You are asking some very valid questions and contributing greatly to this community with your well-articulated and stimulating posts. I haven't looked at the 'attacks', but can tell you people on bluelight can be real twats when you challenge popular ideas. It used to be different, but ever since Mephedrone was introduced the site is swarming the sitmorons. You'd be best off to just ignore them, challenging as it may be. Again, thank you for the stimulating post.
Regarding the matter at hand though: I can not say much about the neurophysiological implications, since I am simply not well-read in that respect.
However I can tell you that the experience induced by a lot of psychedelics at very high doses overlaps with the dissociative experience, or more specifically with an aspect of it which occasionally occurs in the state we call a 'hole'. Neither psychedelics nor dissociatives can reliably induce religious experience or what Shulgin calls a ++++, no matter how high the dose may be. You may lose all perception of your surroundings, but I do not consider that the same thing as ego loss or a ++++.
Ego loss to me is the sensation of merging with everything. I come to a point where everything that is is reduced to a tiny little dot of time and space which I am part of, opposed to the sensation of extending into infinity with the universe as I had imagined the experience before my first full-blown ego death. It is hands down the most euphoric state I have ever reached with drugs and usually doesn't last very long for me. It is one of the things I am after when using dissociatives. If it happens I call the experience a success, otherwise it is a failure the way I see it.
Combining dissociatives with psychedelics will increase the probability of an experience being "successful". This goes for every psychedelic I have tried to combine with dissociatives, but if I take the same substances on their own only a few will facilitate entering that highly sought after state. First and foremost DOC is a great example, but mescaline has done the same thing for me and so has DPT. DMT is an entirely different cup of tea since the response is not unconditionally dose-dependent, the ceiling dose above which amnesia will occur being only slightly lower than a threshold dose. I guess you could say DMT has a very low recreational index.
It can also cause breakthrough experiences at as little as 10mg of the fumarate salt injected intravenously when other times 25mg will not get me anywhere whatsoever.
However I can dose very high to the point of amnesia and psychotic confusion without getting there. When I get there, it will still not always result in a religious experience/++++. I can only retrospectively tell when those have occured because each one has shaped my religious beliefs profoundly.
I have had 5-10 of those by now, spread out across the many hundred dissociative (200-500) and psychedelic (100-200) experiences of the past 17-18 years. Most of them occured after experiencing what I described above and what many seem to refer to as ego death, but some had a spiritual impact for unrelated reasons.
Regarding the magic on the neurological level... You will be well aware that DMT may be so different from all other chemically very closely related psychedelics because it is an endogenic ligand for sigma-1 receptors. For a long time we had assumed it would elicit it's action through serotonergic activity, when the serotonin receptors seem to only allow DMT to enter the cell before it is transported to the endoplasmatic reticulum by vMAT II where we can find the greatest density of s1r's.
The s1r in turn plays a very important role in modifying ion channel proteins or regulating their expression. The same way that many other assumptions have been overthrown in the past this goes to show that there is a lot more exciting stuff happening far downstream from what we can initially observe and what is often made responsible for a drug's action.

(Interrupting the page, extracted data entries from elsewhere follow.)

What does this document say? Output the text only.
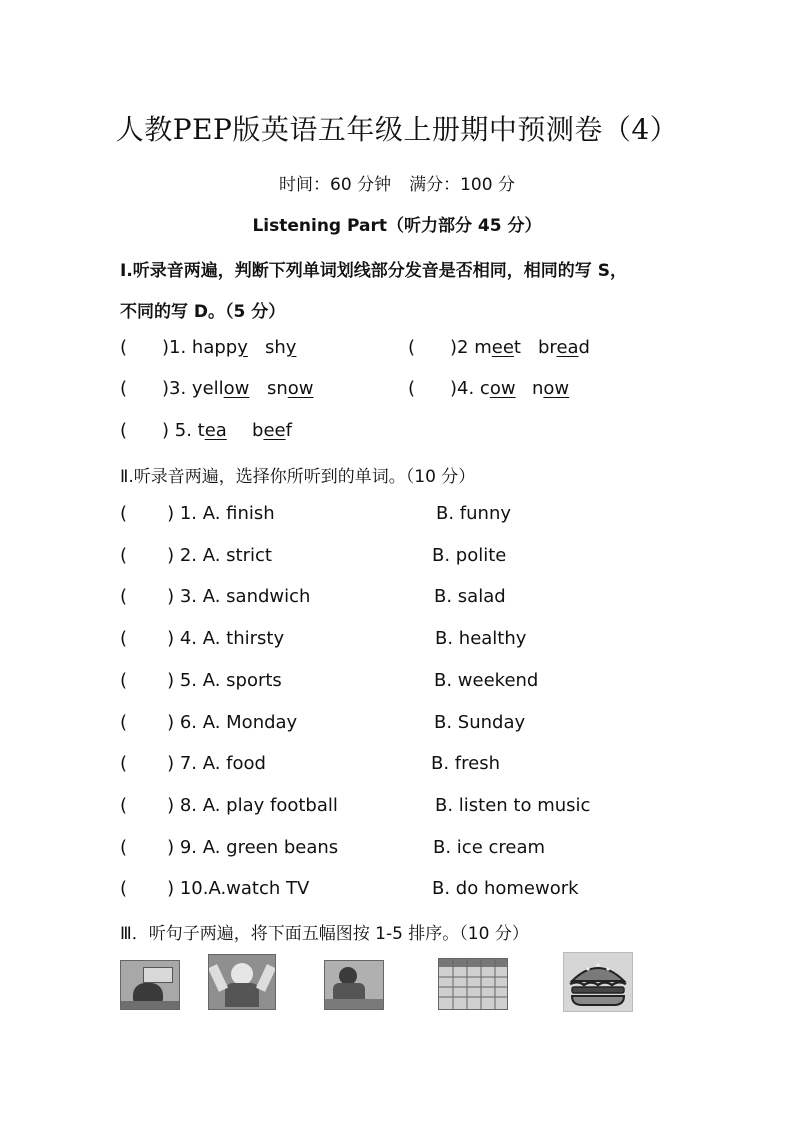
人教PEP版英语五年级上册期中预测卷（4）
时间：60 分钟 满分：100 分
Listening Part（听力部分 45 分）
Ⅰ.听录音两遍，判断下列单词划线部分发音是否相同，相同的写 S，
不同的写 D。（5 分）
( )1. happy shy	( )2 meet bread
( )3. yellow snow	( )4. cow now
( ) 5. tea beef
Ⅱ.听录音两遍，选择你所听到的单词。（10 分）
(       ) 1. A. finish	B. funny
(       ) 2. A. strict	B. polite
(       ) 3. A. sandwich	B. salad
(       ) 4. A. thirsty	B. healthy
(       ) 5. A. sports	B. weekend
(       ) 6. A. Monday	B. Sunday
(       ) 7. A. food	B. fresh
(       ) 8. A. play football	B. listen to music
(       ) 9. A. green beans	B. ice cream
(       ) 10.A.watch TV	B. do homework
Ⅲ．听句子两遍，将下面五幅图按 1-5 排序。（10 分）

I would assume that the same goes for glutamatergic dissociatives and even other dissociatives. They trigger a long cascade of processes that we are yet to fully appreciate. It is extremely unlikely that the cascade activated by dissociatives has nothing in common with that activated by "serotonergic" psychedelics somewhere downstream.
I know this doesn't really get you any further in developing your theories, but it's kind of in line with that you proposed. I think for you to research DOC's and mescaline's pharmacology would be a good idea. I am afraid little is known about the former, but let us know what you come up with should you decide to go there.

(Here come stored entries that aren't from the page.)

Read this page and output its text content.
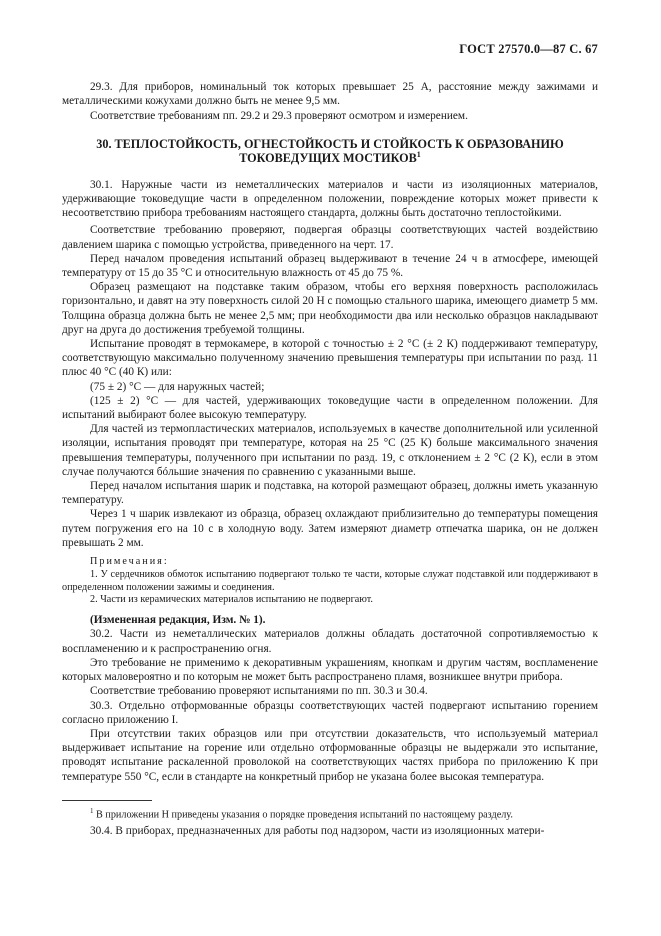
ГОСТ 27570.0—87 С. 67

29.3. Для приборов, номинальный ток которых превышает 25 А, расстояние между зажимами и металлическими кожухами должно быть не менее 9,5 мм.

Соответствие требованиям пп. 29.2 и 29.3 проверяют осмотром и измерением.

30. ТЕПЛОСТОЙКОСТЬ, ОГНЕСТОЙКОСТЬ И СТОЙКОСТЬ К ОБРАЗОВАНИЮ ТОКОВЕДУЩИХ МОСТИКОВ$^1$

30.1. Наружные части из неметаллических материалов и части из изоляционных материалов, удерживающие токоведущие части в определенном положении, повреждение которых может привести к несоответствию прибора требованиям настоящего стандарта, должны быть достаточно теплостойкими.

Соответствие требованию проверяют, подвергая образцы соответствующих частей воздействию давлением шарика с помощью устройства, приведенного на черт. 17.

Перед началом проведения испытаний образец выдерживают в течение 24 ч в атмосфере, имеющей температуру от 15 до 35 °С и относительную влажность от 45 до 75 %.

Образец размещают на подставке таким образом, чтобы его верхняя поверхность расположилась горизонтально, и давят на эту поверхность силой 20 Н с помощью стального шарика, имеющего диаметр 5 мм. Толщина образца должна быть не менее 2,5 мм; при необходимости два или несколько образцов накладывают друг на друга до достижения требуемой толщины.

Испытание проводят в термокамере, в которой с точностью ± 2 °С (± 2 К) поддерживают температуру, соответствующую максимально полученному значению превышения температуры при испытании по разд. 11 плюс 40 °С (40 К) или:

(75 ± 2) °С — для наружных частей;

(125 ± 2) °С — для частей, удерживающих токоведущие части в определенном положении. Для испытаний выбирают более высокую температуру.

Для частей из термопластических материалов, используемых в качестве дополнительной или усиленной изоляции, испытания проводят при температуре, которая на 25 °С (25 К) больше максимального значения превышения температуры, полученного при испытании по разд. 19, с отклонением ± 2 °С (2 К), если в этом случае получаются бóльшие значения по сравнению с указанными выше.

Перед началом испытания шарик и подставка, на которой размещают образец, должны иметь указанную температуру.

Через 1 ч шарик извлекают из образца, образец охлаждают приблизительно до температуры помещения путем погружения его на 10 с в холодную воду. Затем измеряют диаметр отпечатка шарика, он не должен превышать 2 мм.

Примечания:

1. У сердечников обмоток испытанию подвергают только те части, которые служат подставкой или поддерживают в определенном положении зажимы и соединения.

2. Части из керамических материалов испытанию не подвергают.

(Измененная редакция, Изм. № 1).

30.2. Части из неметаллических материалов должны обладать достаточной сопротивляемостью к воспламенению и к распространению огня.

Это требование не применимо к декоративным украшениям, кнопкам и другим частям, воспламенение которых маловероятно и по которым не может быть распространено пламя, возникшее внутри прибора.

Соответствие требованию проверяют испытаниями по пп. 30.3 и 30.4.

30.3. Отдельно отформованные образцы соответствующих частей подвергают испытанию горением согласно приложению I.

При отсутствии таких образцов или при отсутствии доказательств, что используемый материал выдерживает испытание на горение или отдельно отформованные образцы не выдержали это испытание, проводят испытание раскаленной проволокой на соответствующих частях прибора по приложению К при температуре 550 °С, если в стандарте на конкретный прибор не указана более высокая температура.

$^1$ В приложении Н приведены указания о порядке проведения испытаний по настоящему разделу.

30.4. В приборах, предназначенных для работы под надзором, части из изоляционных матери-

If it's considered a merit to have taken a shitload of drugs count me in. Either way, keep up the good work!
EDIT: Come to think of it, I've been meaning to make a list of all known pseudonyms for the substances that have entered the scene at some point in time. I'm not talking calling pot nugs, but cleaning up the many ambiguities in the nomenclature.

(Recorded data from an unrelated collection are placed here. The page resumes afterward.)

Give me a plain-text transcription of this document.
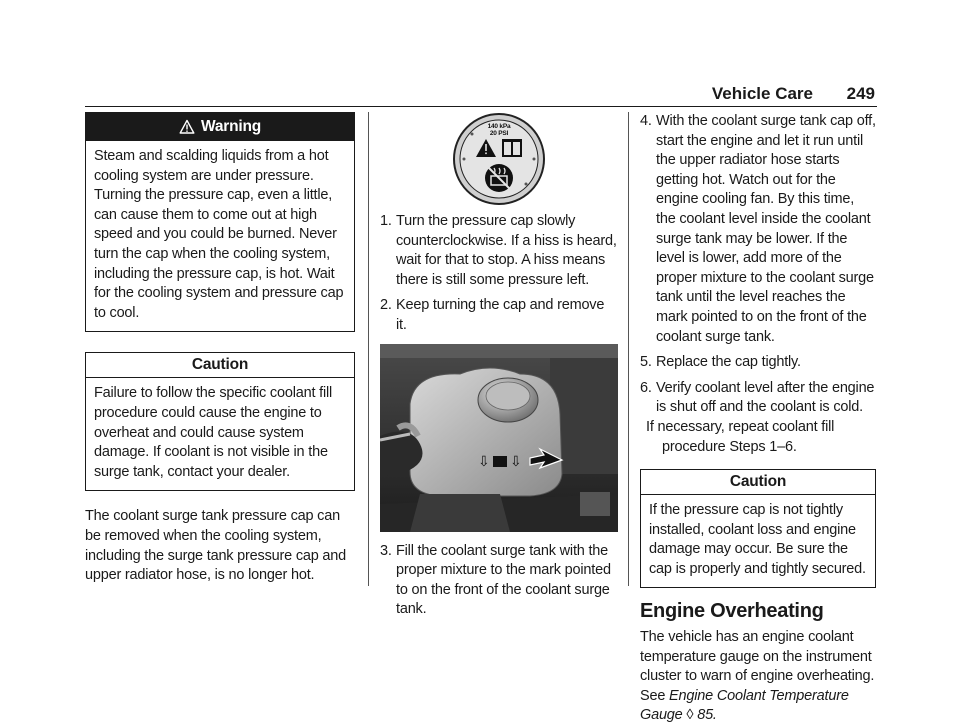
Vehicle Care 249
Warning

Steam and scalding liquids from a hot cooling system are under pressure. Turning the pressure cap, even a little, can cause them to come out at high speed and you could be burned. Never turn the cap when the cooling system, including the pressure cap, is hot. Wait for the cooling system and pressure cap to cool.

Caution

Failure to follow the specific coolant fill procedure could cause the engine to overheat and could cause system damage. If coolant is not visible in the surge tank, contact your dealer.

The coolant surge tank pressure cap can be removed when the cooling system, including the surge tank pressure cap and upper radiator hose, is no longer hot.

140 kPa
20 PSI
1. Turn the pressure cap slowly counterclockwise. If a hiss is heard, wait for that to stop. A hiss means there is still some pressure left.
2. Keep turning the cap and remove it.
⇩ ⇩
3. Fill the coolant surge tank with the proper mixture to the mark pointed to on the front of the coolant surge tank.
4. With the coolant surge tank cap off, start the engine and let it run until the upper radiator hose starts getting hot. Watch out for the engine cooling fan. By this time, the coolant level inside the coolant surge tank may be lower. If the level is lower, add more of the proper mixture to the coolant surge tank until the level reaches the mark pointed to on the front of the coolant surge tank.
5. Replace the cap tightly.
6. Verify coolant level after the engine is shut off and the coolant is cold.
If necessary, repeat coolant fill procedure Steps 1–6.
Caution

If the pressure cap is not tightly installed, coolant loss and engine damage may occur. Be sure the cap is properly and tightly secured.

Engine Overheating

The vehicle has an engine coolant temperature gauge on the instrument cluster to warn of engine overheating. See Engine Coolant Temperature Gauge ◊ 85.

It should imho be a separate category outside of the articles on each drug. A list if you will. IUPAC name, common trade names, substances it's commonly misrepresented as due to pure ignorance on the suppliers' end etc. We are bound to run into major problems in the coming years with substances being around that incorrectly follow the amphetamine naming patterns (Dipe[n/t]idine), are never called by their IUPAC and end up with colorful names like MXP or MXE. Because seriously, wtf?! I ran into issues with mdppp and meppp before.
Since you probably won't see me editing initiatively, let me know if you ever think I could contribute to a certain article because one of my posts suggests it.
If you find yourself needing someone to paraphrase a publication or some such I could help out with that. Got very extensive access, eventhough that is probably not an issue anymore with sci-hub.cc. :D
EDIT2: I found "PubChem as reference to all IUPAC and systematic names" in your brainstorming session's results. Hope this is gonna happen, but you should definitely add common trade names to that imho.